In fact, Jucys proved a more general result which implies the above: he showed that for any of the elements $J_k,$ the Young basis $\mathbf{e}_T$ of $\mathbf{V}^\lambda$ is an eigenbasis of the operator $R^\lambda(J_k),$ and

$R^\lambda(J_k)\mathbf{e}_T = c_T(k) \mathbf{e}_T,$

where $c_T(k)$ is the content of the cell containing $k$ in the standard Young tableau $T.$

In particular, the Jucys’ result enables us to obtain a formula for the generating function enumerating monotone walks from the identity permutation to any permutation $\pi \in \mathrm{S}(n)$ of cycle type $\mu \vdash n$ in terms of the characters of $\mathrm{S}(n).$

Theorem (Matsumoto-Novak): We have

$1+\sum\limits_{r=1}^\infty H^r(\mu) t^r = \sum\limits_{\lambda \vdash n} \frac{\chi^\lambda_\mu}{\prod_{\Box \in \lambda} h(\Box)(1+tc(\Box))},$

where $h(\Box)$ denotes the hook length of the cell $\Box \in \lambda.$

For certain choices of $\mu$, the sum on the right simplifies considerably and explicit formulas for $H^r(\mu)$ follow.

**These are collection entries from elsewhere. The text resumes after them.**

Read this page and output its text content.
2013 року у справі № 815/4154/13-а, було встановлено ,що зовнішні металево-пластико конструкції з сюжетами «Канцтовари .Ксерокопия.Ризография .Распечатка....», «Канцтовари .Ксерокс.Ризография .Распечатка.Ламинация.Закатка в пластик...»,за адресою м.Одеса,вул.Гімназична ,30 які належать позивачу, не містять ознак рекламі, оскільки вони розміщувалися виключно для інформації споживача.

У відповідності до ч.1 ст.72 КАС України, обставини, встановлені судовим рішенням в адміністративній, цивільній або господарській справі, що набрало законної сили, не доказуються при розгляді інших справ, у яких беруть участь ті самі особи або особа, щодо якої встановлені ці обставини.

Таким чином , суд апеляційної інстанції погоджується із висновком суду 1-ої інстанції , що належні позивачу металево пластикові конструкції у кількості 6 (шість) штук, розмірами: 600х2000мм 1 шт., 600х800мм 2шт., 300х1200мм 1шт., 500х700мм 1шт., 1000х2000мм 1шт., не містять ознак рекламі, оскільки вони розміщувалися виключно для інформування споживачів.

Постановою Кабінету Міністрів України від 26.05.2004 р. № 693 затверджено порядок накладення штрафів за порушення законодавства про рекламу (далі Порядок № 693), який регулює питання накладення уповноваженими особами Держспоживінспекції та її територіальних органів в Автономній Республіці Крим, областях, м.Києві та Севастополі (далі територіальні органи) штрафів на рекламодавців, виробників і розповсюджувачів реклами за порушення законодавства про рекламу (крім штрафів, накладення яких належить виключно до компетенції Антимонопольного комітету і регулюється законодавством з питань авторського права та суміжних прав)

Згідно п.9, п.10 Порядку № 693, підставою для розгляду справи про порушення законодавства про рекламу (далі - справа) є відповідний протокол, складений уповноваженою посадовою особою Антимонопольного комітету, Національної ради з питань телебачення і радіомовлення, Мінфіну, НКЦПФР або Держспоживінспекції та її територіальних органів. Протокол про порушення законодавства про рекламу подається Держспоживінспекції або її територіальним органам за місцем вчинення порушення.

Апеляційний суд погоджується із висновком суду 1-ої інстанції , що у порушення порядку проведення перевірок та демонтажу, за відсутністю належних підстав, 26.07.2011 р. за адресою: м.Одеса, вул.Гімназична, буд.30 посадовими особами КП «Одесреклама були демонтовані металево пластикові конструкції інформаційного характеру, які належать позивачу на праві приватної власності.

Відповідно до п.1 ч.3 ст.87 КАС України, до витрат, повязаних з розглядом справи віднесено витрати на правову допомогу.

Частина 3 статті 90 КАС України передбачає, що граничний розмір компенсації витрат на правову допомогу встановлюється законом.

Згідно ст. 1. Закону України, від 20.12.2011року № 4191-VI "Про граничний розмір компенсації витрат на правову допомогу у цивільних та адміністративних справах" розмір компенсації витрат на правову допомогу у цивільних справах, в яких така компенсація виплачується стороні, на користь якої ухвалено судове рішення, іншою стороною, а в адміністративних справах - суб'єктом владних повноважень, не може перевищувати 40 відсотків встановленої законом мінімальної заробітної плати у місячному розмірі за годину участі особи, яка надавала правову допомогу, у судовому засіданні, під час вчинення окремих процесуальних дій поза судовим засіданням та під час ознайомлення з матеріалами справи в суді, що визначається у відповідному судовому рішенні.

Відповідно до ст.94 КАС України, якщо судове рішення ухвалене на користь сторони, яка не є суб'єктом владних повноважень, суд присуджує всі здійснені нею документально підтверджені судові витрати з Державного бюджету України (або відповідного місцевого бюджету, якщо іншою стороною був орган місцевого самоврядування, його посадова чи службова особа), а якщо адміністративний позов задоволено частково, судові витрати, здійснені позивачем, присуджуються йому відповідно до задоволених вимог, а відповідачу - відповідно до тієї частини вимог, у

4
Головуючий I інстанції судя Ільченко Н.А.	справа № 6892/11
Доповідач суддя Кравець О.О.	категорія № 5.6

For example, in the case where $\mu=(n)$, we may use the fact that the character of a full cycle vanishes in any representation $\mathbf{V}^\lambda$ for which $\lambda$ is not a hook diagram, and is either $pm 1$ when $\lambda$ is a hook. This leads to an explicit formula for the number of monotone walks of arbitrary length from the identity to a full cycle in $\mathrm{S}(n).$ Understanding all of this requires only Math 202B knowledge, and the details are in the paper referenced above.